Eye Research Center, the Five Senses Institute, Iran University of Medical Sciences, Tehran, Iran.
Finetech in Medicine Research Center, Iran University of Medical Sciences, Tehran, Iran.
BMC Ophthalmol. 2024 Aug 13;24(1):343. doi: 10.1186/s12886-024-03597-1.
Patients with von Hippel-Lindau (VHL) disease are at risk of developing tumors in the eye, brain, kidney, adrenal gland, and other organs based on their gene mutations. The VHL tumor suppressor gene contains pathogenic variants responsible for these events. This meta-analysis aims to investigate the genetic differences among the various types of VHL syndrome and their correlation with the location of mutations (exons and domains) in the VHL gene.
Papers eligible for publication until September 2023 were identified using the electronic databases of PubMed, Google Scholar, Scopus, and EMBASE. The Random Effect model was utilized to evaluate the genetic differences between type 1 and type 2 VHL syndromes.

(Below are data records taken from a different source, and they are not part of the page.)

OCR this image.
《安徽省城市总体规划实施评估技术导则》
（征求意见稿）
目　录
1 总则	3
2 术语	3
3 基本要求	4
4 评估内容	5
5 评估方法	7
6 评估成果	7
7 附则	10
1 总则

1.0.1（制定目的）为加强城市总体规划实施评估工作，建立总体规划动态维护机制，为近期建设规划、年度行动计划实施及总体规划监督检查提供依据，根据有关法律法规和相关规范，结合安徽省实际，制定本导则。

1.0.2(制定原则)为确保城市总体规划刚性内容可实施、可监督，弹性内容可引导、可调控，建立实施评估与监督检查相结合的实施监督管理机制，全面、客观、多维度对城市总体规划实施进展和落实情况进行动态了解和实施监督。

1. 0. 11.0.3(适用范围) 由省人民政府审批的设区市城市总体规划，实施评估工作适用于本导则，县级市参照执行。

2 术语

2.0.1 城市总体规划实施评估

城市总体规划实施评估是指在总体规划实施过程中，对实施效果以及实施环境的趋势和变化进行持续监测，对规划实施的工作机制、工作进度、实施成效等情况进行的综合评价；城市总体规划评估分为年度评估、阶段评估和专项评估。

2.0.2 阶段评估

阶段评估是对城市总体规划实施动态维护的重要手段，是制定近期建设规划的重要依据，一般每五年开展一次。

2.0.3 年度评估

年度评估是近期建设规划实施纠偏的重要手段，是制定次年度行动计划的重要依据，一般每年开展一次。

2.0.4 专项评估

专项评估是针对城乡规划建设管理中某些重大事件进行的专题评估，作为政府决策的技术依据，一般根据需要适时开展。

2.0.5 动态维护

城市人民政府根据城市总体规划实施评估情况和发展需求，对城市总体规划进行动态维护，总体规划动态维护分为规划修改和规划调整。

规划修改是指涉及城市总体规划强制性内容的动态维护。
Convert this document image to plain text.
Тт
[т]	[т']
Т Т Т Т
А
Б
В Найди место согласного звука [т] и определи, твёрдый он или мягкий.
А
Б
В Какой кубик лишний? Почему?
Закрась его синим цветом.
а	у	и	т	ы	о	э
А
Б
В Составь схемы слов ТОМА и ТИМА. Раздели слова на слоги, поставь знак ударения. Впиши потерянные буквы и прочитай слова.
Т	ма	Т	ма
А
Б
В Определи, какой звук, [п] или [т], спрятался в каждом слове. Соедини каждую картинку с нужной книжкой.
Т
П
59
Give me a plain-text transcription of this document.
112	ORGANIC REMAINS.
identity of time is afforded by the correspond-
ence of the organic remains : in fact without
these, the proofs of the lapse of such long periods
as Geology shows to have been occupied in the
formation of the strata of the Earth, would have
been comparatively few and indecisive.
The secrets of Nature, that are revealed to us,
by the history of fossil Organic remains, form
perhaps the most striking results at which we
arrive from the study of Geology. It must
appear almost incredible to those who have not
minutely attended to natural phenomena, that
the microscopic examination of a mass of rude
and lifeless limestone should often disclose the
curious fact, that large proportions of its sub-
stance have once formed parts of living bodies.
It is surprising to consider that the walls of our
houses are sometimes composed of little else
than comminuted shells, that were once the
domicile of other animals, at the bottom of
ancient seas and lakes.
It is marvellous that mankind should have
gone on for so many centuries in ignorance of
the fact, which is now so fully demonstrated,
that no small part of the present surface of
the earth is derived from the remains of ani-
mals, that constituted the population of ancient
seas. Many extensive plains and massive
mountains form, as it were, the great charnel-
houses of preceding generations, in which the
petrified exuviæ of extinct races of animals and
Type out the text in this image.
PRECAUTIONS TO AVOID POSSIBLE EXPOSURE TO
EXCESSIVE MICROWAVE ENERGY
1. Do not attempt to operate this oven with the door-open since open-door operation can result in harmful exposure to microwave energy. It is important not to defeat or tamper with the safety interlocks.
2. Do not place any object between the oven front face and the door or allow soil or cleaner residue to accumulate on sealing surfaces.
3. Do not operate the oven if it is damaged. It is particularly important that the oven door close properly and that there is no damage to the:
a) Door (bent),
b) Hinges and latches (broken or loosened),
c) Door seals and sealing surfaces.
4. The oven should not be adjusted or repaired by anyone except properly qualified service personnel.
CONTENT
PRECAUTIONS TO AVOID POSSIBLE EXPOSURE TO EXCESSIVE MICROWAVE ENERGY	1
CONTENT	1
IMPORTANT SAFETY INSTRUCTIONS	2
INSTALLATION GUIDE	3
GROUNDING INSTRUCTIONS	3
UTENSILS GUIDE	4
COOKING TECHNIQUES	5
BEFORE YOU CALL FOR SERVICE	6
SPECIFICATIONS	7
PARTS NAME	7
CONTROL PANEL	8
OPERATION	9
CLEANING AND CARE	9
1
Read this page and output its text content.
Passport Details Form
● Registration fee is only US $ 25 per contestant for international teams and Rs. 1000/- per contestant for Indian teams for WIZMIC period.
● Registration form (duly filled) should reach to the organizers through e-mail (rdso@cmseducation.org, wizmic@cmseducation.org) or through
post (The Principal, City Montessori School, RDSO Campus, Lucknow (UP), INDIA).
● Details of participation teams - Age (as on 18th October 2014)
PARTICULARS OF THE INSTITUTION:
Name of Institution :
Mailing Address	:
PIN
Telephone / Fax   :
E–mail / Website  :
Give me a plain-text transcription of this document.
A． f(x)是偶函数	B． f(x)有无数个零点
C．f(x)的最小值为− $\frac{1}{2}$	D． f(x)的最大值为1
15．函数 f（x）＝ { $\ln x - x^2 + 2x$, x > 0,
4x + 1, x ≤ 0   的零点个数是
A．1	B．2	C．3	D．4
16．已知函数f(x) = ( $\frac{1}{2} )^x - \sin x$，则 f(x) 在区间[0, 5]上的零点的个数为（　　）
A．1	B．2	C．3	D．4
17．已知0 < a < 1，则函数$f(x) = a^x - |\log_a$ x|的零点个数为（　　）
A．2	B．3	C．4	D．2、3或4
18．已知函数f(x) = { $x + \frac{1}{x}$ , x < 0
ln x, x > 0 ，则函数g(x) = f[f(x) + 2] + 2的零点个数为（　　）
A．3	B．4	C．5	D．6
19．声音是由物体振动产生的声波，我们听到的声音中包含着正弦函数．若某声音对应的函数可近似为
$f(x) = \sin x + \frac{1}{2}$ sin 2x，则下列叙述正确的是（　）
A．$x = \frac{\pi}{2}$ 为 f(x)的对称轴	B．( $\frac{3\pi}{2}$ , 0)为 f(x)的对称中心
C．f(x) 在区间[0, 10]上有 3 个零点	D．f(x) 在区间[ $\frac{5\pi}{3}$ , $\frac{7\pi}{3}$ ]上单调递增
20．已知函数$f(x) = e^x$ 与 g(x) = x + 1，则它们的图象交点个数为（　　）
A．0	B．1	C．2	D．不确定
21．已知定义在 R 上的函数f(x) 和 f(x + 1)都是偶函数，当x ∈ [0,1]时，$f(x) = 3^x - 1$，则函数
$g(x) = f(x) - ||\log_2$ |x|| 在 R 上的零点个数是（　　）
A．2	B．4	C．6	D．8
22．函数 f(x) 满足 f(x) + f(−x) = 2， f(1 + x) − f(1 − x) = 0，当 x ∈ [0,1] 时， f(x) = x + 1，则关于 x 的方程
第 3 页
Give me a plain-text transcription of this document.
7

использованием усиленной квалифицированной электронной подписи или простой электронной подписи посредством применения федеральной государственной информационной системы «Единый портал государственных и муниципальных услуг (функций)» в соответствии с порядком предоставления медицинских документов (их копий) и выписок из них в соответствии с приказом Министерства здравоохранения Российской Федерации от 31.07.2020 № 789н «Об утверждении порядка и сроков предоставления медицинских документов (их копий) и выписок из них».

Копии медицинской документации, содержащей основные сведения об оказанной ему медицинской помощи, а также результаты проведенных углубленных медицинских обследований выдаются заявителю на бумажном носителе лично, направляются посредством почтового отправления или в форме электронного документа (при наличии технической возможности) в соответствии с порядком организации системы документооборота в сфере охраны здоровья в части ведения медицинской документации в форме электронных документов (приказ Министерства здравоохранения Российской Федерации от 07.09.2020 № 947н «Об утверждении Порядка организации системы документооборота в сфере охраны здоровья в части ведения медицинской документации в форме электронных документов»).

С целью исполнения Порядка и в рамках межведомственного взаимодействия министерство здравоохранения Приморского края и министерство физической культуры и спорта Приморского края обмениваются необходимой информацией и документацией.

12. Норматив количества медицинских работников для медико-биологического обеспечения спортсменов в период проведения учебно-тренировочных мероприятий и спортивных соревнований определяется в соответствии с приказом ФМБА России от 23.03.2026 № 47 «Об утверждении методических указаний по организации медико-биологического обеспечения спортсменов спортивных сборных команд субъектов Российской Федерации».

The prevalence of missense mutations (MSs) was found to be 58.9% in type 1, while it was 88.1% in type 2. Interestingly, the probability of observing MSs in type 1 was 0.42 times lower compared to type 2. The mutation hotspots of the VHL gene were R167Q/W, Y98H, R238W, and S65L, respectively. Although type 2 had a high presentation of Y98H and R238W, it did not have a higher S65L than type 1. The analysis demonstrated a statistically significant higher prevalence of truncated mutations (PTMs) in type 1. Among type 1, large/complete deletions (L/C DELs) were found in 16.9% of cases, whereas in type 2 only 3.7%. This difference was statistically significant with a p-value < 0.001. Overall, the probability of identifying mutations in domain 2 compared to domain 1 was found to be 2.13 times higher in type 1 (p-value < 0.001). Furthermore, the probability of detecting exon 1 in comparison with observing exon 2 in type 1 was 2.11 times higher than type 2 and revealed a statistically significant result (p-value < 0.001). The detection of exon 2 was 2.18 times higher in type 1 (p-value < 0.001). In addition, the likelihood of discovering exon 2 compared with others was significantly lower in type 1 compared with type 2 VHL (OR = 0.63, p-value = 0.015).
We have revealed a comprehensive genetic difference between types 1 and 2 of VHL syndrome. The significant differences in MS, PTMs, L/C DELs, and the location of the mutations between type 1 and type 2 VHL patients in the Asian, European, and American populations emphasize the genetic heterogeneity of the syndrome. These findings may pave the way for the diagnosis, treatment, and further investigation of the mechanisms behind this complex genetic disorder.
根据基因突变,患有 von Hippel-Lindau(VHL)病的患者有在眼、脑、肾、肾上腺和其他器官中形成肿瘤的风险。VHL 肿瘤抑制基因包含导致这些事件的致病变体。本荟萃分析旨在研究各种类型的 VHL 综合征之间的遗传差异及其与 VHL 基因突变(外显子和域)位置的相关性。
使用 PubMed、Google Scholar、Scopus 和 EMBASE 的电子数据库,确定截至 2023 年 9 月的已发表论文。使用随机效应模型评估 1 型和 2 型 VHL 综合征之间的遗传差异。
1 型中发现错义突变(MSs)的患病率为 58.9%,而 2 型中为 88.1%。有趣的是,1 型中观察到 MSs 的概率比 2 型低 0.42 倍。VHL 基因突变的热点分别为 R167Q/W、Y98H、R238W 和 S65L。尽管 2 型的 Y98H 和 R238W 发生率较高,但 S65L 的发生率并不高于 1 型。分析表明 1 型中截短突变(PTMs)的患病率具有统计学意义。在 1 型中,大/完全缺失(L/C DELs)的发生率为 16.9%,而在 2 型中仅为 3.7%。这一差异具有统计学意义,p 值<0.001。总体而言,1 型中鉴定域 2 突变的概率比鉴定域 1 突变的概率高 2.13 倍(p 值<0.001)。此外,与 2 型相比,1 型中观察到外显子 1 的概率比观察到外显子 2 的概率高 2.11 倍,这是一个具有统计学意义的结果(p 值<0.001)。1 型中外显子 2 的检测率高 2.18 倍(p 值<0.001)。此外,与 2 型相比,1 型中外显子 2 的检出率明显较低(OR=0.63,p 值=0.015)。
我们揭示了 VHL 综合征 1 型和 2 型之间的全面遗传差异。1 型和 2 型 VHL 患者在亚洲、欧洲和美洲人群中 MS、PTMs、L/C DELs 和突变位置的显著差异强调了该综合征的遗传异质性。这些发现可能为这种复杂遗传疾病的诊断、治疗和进一步机制研究铺平道路。